Dr. Arnaout served as chief of nephrology at Massachusetts General from 1998 to 2013. During his tenure, the division became the country’s largest academic center for patient care, physician training, and research in kidney diseases, hypertension, and transplantation. The division’s growth led to a tripling of clinical outpatient visits, a greater than 30% increase in the number of kidney transplants, and a tripling of federal research funding.
He started the hospital’s annual Kidney Care day in 2002, a program that has been adopted worldwide. Dr. Arnaout trained generations of physician-scientists, doctoral students, and clinicians who have assumed leading positions at academic centers and in the biotech industry.
Dr. Arnaout has served the profession in many capacities, including as program chair of the 1998 ASN Renal Week and chair of the ASN Science Committee. He served as a council member of the International Society of Nephrology (ISN) and on study sections at the National Institutes of Health (NIH).

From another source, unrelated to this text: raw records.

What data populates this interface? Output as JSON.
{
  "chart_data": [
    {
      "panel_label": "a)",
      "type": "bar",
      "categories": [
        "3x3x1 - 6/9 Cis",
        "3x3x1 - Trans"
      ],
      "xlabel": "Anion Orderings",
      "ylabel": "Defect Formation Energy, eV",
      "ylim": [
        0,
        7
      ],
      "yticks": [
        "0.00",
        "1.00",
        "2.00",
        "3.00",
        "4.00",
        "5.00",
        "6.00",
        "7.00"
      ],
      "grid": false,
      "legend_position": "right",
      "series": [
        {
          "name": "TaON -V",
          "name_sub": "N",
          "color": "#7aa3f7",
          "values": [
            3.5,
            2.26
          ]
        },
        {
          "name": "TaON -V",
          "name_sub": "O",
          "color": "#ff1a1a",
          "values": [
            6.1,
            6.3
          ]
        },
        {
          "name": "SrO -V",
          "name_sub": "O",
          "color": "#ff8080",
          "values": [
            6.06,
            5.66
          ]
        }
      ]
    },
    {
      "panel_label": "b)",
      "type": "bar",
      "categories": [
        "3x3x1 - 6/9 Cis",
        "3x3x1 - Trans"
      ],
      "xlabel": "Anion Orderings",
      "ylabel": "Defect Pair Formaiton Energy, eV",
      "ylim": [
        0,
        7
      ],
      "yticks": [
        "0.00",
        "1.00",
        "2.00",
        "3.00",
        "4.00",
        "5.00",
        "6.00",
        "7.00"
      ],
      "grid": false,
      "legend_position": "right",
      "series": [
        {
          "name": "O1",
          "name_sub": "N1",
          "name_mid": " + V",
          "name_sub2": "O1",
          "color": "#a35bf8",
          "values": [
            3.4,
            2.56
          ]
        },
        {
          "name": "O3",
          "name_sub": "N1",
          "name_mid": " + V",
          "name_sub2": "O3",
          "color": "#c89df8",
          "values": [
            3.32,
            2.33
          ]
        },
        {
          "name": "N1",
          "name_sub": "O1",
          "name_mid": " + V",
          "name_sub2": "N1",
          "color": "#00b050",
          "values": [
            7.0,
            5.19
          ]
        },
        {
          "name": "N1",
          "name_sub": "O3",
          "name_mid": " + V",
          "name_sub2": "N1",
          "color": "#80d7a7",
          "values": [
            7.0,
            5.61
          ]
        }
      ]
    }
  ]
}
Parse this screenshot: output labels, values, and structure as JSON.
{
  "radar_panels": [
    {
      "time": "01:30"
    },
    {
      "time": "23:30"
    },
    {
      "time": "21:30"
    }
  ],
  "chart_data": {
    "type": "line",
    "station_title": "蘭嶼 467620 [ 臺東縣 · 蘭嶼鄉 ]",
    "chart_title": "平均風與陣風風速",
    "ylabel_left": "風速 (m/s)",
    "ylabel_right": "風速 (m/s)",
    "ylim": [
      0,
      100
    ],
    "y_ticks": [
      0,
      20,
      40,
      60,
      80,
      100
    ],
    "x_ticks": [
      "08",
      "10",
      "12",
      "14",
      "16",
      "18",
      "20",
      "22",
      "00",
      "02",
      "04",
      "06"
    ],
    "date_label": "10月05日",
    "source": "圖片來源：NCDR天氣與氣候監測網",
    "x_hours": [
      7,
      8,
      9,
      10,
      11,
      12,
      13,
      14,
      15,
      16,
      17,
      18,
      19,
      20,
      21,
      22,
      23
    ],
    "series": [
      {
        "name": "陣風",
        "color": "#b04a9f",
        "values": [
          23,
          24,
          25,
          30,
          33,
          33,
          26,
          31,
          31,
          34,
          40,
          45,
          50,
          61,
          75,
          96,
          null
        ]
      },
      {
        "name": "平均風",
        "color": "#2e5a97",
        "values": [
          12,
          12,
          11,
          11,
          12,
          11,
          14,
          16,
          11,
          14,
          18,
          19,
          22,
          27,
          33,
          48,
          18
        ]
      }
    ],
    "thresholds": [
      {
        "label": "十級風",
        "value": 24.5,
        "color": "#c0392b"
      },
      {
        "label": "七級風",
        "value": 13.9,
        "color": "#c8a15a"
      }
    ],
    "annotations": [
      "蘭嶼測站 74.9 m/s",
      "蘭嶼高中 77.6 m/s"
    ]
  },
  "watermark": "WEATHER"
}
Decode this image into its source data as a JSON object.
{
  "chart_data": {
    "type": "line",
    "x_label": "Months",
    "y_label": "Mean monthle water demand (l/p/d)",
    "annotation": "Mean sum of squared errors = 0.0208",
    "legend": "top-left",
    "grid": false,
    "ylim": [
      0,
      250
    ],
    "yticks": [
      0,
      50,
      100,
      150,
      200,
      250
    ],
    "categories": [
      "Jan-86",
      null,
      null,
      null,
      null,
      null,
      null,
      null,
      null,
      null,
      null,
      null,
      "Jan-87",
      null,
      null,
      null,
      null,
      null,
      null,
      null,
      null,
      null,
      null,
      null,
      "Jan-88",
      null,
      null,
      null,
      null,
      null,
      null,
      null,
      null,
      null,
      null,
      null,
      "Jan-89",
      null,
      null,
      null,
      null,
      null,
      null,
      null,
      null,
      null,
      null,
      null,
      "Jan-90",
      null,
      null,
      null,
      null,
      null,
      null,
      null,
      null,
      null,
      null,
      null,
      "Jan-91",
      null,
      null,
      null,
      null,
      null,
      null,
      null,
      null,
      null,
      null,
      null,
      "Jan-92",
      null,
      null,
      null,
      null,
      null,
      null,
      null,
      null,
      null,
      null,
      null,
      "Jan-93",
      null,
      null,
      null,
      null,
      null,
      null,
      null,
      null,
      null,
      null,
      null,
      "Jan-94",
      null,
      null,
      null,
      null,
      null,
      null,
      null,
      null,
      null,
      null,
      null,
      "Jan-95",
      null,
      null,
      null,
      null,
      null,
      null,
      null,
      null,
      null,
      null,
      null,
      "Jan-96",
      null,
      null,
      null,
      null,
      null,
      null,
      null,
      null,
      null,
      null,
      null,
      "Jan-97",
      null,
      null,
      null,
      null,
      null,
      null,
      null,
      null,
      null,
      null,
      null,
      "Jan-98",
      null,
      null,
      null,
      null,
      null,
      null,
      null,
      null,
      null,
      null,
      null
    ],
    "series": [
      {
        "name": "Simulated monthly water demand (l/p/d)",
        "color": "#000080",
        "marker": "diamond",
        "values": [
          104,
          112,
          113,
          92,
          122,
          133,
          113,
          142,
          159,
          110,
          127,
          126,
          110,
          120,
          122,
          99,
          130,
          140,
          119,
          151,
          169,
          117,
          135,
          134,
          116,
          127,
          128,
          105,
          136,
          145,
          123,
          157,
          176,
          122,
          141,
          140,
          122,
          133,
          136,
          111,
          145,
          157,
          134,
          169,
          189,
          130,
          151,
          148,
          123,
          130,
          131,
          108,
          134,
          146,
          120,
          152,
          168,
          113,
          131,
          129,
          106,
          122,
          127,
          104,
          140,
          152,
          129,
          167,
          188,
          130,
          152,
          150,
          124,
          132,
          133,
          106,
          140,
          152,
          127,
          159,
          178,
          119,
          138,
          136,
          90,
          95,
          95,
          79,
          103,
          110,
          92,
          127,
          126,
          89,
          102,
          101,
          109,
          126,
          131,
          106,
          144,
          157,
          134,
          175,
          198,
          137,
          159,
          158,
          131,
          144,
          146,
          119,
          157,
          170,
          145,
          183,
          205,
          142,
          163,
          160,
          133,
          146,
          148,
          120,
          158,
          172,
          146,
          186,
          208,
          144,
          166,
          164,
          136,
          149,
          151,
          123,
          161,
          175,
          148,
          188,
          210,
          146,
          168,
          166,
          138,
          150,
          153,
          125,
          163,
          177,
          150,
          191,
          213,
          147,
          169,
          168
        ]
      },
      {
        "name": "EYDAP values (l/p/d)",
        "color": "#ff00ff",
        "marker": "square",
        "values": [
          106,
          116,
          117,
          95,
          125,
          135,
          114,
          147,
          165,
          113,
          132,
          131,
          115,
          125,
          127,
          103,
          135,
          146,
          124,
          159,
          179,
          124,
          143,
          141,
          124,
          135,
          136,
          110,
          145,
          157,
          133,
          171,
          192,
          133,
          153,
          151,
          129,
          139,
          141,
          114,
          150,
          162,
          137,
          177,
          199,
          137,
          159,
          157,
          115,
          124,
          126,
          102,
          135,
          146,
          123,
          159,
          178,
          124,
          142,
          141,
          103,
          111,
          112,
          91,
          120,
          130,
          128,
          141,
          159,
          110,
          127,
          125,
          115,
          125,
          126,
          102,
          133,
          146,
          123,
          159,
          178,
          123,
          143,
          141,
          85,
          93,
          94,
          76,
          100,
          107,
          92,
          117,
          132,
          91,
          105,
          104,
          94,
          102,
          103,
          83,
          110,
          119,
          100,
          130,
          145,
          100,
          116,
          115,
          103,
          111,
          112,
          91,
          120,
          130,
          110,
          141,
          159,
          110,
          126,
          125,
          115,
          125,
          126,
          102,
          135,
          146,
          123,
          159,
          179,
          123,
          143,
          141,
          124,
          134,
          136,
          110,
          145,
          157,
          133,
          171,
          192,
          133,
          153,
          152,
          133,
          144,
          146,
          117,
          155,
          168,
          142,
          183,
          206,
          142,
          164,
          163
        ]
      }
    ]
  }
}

Dr. Arnaout’s many awards include the ASN Presidential Medal for Excellence Award, the NIH Young Investigator Award, ISN Donald Seldin lectureship awards, and the 2017 Kuwait prize in science.
He received his medical degree from the American University of Beirut, followed by an internal medicine residency at its medical center. He completed nephrology and immunology fellowships at Johns Hopkins Hospital, Boston Children’s Hospital, and Harvard Medical School.
Donald W. Seldin Young Investigator Award
Morgan Grams, MD, PhD
The Donald W. Seldin Young Investigator Award cosponsored by ASN and the American Heart Association Council on the Kidney in Cardiovascular Disease will be presented to Morgan Grams, MD, PhD, MHS, who will speak on “Using Population Data to Inform Patient Care in Nephrology” on Sunday, October 28.
Dr. Grams is associate professor of medicine and epidemiology in the division of nephrology at Johns Hopkins University in Baltimore. She is director of nephrology initiatives for the Chronic Kidney Disease Prognosis Consortium, an 11-million participant global consortium with a coordinating center at Johns Hopkins.
She also maintains active research programs in the metabolomics and genomics of kidney diseases as well as drug safety in CKD. Research in the Morgan Grams Lab focuses on preventing and ameliorating the complications associated with CKD. Recent work includes examining the racial differences in and prognostic value of biomarkers of hyperglycemia. The researchers have also developed an online tool to help identify living kidney donor candidates by weighing a variety of factors to assess the long-term risk of end stage renal disease.
Dr. Grams has worked with several studies, including the Atherosclerosis Risk in Communities study and the Chronic Kidney Disease Prognosis Consortium.
She serves as associate editor of the American Journal of Kidney Diseases and is on the editorial board of the Clinical Journal of the American Society of Nephrology. She is a peer reviewer for eight journals, including the Lancet.
She has served as a professional development award grant reviewer for the National Kidney Foundation, abstract reviewer for the American Diabetes Association, and an abstract reviewer for ASN Kidney Week.
Dr. Grams received the Gold Humanism Award from the Columbia University College of Physicians and Surgeons and the Young Investigator Award from the American Transplant Congress. She received her medical degree from Columbia University and her master’s and doctoral degrees from the Johns Hopkins Bloomberg School of Public Health. She completed an internal medicine residency at New York Presbyterian-Columbia University and a nephrology fellowship at Johns Hopkins. ASN thanks the American Heart Association’s Council on the Kidney in Cardiovascular Disease for co-sponsorship of the Donald W. Seldin Young Investigator Award.